An empirical or computational research project only becomes a useful building block for science and policy when all steps can be easily repeated and modified by others.

Hence, some actions should be absent as much as possible. This includes copying and pasting, pointing and clicking with a mouse, or other forms of interactive input, which are not stored as part of the project.

The idea behind these templates is that the researcher specifies a set of tasks, which are executed in the correct order as required. The only input for (re-)producing results will be the action setting this pipeline to run.

This code base aims to provide two stepping stones to assist you in achieving this goal:

  1. A sensible directory structure.
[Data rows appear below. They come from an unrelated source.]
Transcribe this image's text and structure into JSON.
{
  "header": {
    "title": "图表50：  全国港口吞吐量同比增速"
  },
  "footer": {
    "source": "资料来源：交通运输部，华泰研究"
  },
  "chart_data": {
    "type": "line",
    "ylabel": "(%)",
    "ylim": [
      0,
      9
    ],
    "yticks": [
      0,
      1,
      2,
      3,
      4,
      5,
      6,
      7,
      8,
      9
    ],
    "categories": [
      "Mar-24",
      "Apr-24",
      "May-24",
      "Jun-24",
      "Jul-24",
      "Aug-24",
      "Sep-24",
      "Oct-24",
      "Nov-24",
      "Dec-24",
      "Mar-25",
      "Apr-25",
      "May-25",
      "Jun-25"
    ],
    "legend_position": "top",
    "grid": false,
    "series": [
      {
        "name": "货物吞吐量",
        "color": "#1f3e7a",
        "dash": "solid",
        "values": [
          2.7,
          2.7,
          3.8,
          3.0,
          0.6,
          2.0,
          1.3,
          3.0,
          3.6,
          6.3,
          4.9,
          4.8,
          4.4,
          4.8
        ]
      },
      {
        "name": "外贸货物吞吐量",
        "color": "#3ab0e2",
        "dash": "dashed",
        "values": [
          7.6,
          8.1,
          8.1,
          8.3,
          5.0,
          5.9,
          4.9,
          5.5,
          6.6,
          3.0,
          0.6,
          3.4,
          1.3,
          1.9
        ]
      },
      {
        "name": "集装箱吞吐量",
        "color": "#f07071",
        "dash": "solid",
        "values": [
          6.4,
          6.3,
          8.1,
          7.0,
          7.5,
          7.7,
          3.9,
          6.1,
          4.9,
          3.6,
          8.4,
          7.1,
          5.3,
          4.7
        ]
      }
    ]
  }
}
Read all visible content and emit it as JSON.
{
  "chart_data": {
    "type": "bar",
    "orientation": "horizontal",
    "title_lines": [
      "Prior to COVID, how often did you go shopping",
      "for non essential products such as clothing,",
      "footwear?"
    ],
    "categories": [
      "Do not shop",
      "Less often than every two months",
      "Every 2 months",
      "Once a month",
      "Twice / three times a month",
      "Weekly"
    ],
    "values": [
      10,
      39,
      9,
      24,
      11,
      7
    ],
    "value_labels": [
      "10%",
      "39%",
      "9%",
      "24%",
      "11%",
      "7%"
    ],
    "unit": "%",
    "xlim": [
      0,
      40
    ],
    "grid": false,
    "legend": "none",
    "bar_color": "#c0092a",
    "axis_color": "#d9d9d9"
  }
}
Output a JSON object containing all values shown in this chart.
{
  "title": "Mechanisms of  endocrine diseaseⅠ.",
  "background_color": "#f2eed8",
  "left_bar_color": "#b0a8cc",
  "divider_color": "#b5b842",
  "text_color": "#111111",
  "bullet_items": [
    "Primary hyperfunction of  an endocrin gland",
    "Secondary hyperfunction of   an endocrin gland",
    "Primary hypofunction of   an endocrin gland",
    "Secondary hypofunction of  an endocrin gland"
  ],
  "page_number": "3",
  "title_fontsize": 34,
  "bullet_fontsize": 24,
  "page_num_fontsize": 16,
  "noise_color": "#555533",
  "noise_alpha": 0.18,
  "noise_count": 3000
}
This will save you a bunch of thinking about this structure time and again, which typically happens when incrementally building up a new project. Put differently, instead of starting from scratch, you modify an example for your needs.

  2. Pre-configured useful tools such as pre-commit hooks, a conda environment, and pytask. These tools help you to maintain a clean code base and to automate the workflow of your project.

  3. A pre-configured instance of pytask, which facilitates the reproducibility of your research findings from the beginning to the end by letting the computer handle the project’s workflow.

The first should lure you in quickly. The second should convince you to stick to the tools in the long run – unless you have fought with large research projects before, at this point you may think that all of this is overkill and far more difficult than necessary. It is not. [although I am always happy to hear about easier alternatives]

The templates support a variety of programming languages already. They can be easily extended to cover others. Everything is tied together by pytask, which is written in Python. You do not need to know a lot of Python to use these tools, though.